Nota sobre comida e tradição

Certo: “Moqueca só capixaba”. Mas agora, graças ao presente da Alessandra, tenho também um dito peremptório: “Farinha só da Bahia”. Talvez até pedir emprestado ao Bardo o complemento xeque-mate: “... e o resto é silêncio”. Um silêncio que cai sobre velhos e modernos quitungos silenciados pela iguaria que vem lá de cima do mapa. Iguaria? Iguaria mesmo porque mais uma vez se confirma que a preparação de alimentos simples tem também um componente misterioso. Afinal o que é a farinha de mandioca? Uma humilde “farinha de pau”? Foi assim que conterrâneos imigrantes qualificaram a farinha que lhes era apresentada e a confundiram com uma espécie de queijo ralado de péssima qualidade. Pode ser mesmo que tivesse gosto de madeira serrada porque ainda hoje há muita farinha que só serve para engrossar o feijão e não tem gosto de nada. Talvez de raspa de folha de compensado. Não foi certamente farinha baiana que nossos conterrâneos experimentaram naquela época, porque se fosse o diagnóstico seria bem outro. Agora sei por que os beijus de São Mateus e Conceição da Barra são imbatíveis. A influência baiana por lá é forte e no bojo das influências estaria também a maneira de fazer esse derivado da mandioca que tem gosto e cheiro discreto de biscoito finíssimo. 

Mistérios da tradição

O caso da galinha. Vocês aí, sobreviventes do meu tempo, isto é, tempo da Segunda Guerra, quando invejávamos os americanos que viviam por aqui trabalhando no “esforço de guerra” porque eles comiam galinha todos os dias. Nosotros, galinha e macarronada só aos domingos. Questão de níveis de renda associados a níveis de galinha, porque então a galinha era criada com sobra de comida. Hoje, em escala industrial, quem vai poder criar o galináceo com feijão, milho, arroz e verduras? O preço seria alto como era, aliás, no tempo em que os americanos comiam o prato diariamente. Mas consumir essas galinhas plastificadas de hoje, com gosto de “iodofórmio”? (Peço emprestada a palavra a minha mulher, que classifica como com “gosto de iodofórmio” toda comida de que ela não gosta). Mas também creio que pelo fato de a galinha ter se transformado no que é hoje, perderam-se igualmente os segredos das que faziam a galinha ensopada de antigamente, da espécie das cozinheiras encontradas num conto de Guimarães Rosa, as que habitavam enormes e mitológicas cozinhas de fazenda com seu “alto teto de treva” e “montes de sabugos descendo de metades de paredes”. Cozinheiras que, enquanto trabalhavam, trauteavam cantigas inentendíveis ou comentavam “casos e feéricas vidas de santos”. Procurando bem, talvez lá no interior profundo aqui do Estado, onde as modernas técnicas de criar galinha ainda não chegaram, talvez se reencontre o prato perdido.

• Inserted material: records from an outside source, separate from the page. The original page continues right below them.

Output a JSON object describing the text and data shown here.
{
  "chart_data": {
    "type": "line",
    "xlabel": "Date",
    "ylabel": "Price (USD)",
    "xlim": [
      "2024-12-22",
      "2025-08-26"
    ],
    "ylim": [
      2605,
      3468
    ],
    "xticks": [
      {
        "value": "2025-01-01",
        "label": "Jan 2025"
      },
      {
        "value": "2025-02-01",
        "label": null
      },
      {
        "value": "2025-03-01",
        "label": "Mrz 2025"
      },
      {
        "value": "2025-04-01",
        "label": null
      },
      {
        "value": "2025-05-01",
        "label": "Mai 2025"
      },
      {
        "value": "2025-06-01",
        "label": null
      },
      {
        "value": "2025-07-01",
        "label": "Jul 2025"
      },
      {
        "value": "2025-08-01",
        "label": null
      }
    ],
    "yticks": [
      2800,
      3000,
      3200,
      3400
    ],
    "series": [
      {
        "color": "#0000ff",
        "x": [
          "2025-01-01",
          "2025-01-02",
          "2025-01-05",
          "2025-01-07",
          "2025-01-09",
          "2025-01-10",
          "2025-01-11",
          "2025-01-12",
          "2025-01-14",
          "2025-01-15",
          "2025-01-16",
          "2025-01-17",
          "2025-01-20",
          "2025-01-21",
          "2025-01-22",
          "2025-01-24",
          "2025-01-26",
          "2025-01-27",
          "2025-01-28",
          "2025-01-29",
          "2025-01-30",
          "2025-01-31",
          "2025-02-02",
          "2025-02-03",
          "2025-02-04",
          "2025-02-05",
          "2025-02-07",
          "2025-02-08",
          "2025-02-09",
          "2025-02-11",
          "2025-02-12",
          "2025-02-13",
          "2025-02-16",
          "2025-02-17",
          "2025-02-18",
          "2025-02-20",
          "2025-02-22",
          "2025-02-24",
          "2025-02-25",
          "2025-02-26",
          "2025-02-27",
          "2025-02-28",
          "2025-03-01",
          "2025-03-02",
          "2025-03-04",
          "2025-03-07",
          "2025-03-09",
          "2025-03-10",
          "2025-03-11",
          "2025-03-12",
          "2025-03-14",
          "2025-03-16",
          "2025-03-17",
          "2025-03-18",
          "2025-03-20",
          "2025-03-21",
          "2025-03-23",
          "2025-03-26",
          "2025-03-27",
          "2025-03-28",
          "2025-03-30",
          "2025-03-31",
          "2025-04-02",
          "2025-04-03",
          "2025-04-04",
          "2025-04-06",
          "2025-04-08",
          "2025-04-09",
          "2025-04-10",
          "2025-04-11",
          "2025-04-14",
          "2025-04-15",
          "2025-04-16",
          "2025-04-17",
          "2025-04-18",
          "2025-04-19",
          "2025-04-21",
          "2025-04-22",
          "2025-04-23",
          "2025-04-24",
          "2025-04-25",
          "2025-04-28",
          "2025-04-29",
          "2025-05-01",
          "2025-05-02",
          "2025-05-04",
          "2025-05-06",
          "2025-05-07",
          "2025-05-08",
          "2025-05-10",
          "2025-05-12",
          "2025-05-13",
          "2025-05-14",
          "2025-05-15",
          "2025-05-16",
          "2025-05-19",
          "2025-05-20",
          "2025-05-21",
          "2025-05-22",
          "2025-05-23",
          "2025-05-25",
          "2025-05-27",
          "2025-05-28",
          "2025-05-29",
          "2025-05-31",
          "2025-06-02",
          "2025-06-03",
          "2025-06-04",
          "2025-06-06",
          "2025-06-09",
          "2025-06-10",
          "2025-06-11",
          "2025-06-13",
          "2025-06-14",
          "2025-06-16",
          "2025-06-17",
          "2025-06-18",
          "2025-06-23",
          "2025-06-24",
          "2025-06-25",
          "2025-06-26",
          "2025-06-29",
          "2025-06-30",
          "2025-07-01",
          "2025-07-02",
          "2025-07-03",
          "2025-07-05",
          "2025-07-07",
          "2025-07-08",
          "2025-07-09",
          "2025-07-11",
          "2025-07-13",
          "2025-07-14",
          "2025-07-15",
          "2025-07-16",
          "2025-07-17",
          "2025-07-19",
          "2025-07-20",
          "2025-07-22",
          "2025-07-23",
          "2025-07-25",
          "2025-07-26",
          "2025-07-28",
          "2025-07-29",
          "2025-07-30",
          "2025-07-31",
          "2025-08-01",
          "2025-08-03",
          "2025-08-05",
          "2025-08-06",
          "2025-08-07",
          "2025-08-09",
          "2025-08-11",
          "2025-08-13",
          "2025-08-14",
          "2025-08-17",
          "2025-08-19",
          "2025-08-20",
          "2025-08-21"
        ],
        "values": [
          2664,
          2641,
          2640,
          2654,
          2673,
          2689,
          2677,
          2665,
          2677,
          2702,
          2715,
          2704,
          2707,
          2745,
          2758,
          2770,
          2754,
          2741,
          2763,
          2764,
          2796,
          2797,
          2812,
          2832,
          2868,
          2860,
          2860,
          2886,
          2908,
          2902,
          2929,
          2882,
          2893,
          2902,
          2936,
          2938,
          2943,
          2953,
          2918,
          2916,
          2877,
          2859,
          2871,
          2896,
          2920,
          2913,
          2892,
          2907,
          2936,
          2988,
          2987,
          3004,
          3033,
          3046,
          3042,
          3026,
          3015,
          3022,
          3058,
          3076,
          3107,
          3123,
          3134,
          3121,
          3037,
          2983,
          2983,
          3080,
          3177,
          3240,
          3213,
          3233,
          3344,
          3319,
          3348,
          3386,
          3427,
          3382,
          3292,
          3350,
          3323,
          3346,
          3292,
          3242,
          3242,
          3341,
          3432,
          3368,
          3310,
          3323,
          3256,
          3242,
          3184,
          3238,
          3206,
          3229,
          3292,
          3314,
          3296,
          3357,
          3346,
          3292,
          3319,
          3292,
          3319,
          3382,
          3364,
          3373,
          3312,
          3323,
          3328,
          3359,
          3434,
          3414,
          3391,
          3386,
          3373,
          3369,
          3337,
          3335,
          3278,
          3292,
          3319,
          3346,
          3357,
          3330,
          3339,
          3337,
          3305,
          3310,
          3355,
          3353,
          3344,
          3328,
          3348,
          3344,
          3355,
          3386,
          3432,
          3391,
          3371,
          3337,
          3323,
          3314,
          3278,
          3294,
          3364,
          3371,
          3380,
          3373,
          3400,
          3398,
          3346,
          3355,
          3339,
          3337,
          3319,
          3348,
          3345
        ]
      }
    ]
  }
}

Falo dessas comidas básicas. Quando entra a turma sofisticada do estragão, do tomilho e similares, entramos na “selva selvaggia”, onde se podem encontrar sabores do céu e gororobas infernais. Embora sempre exista a possibilidade de certo camarão preparado segundo as escrituras da “nouvelle cuisine” e que podem transportá-lo ao empíreo.

Mas, sim, farinha de mandioca só a baiana.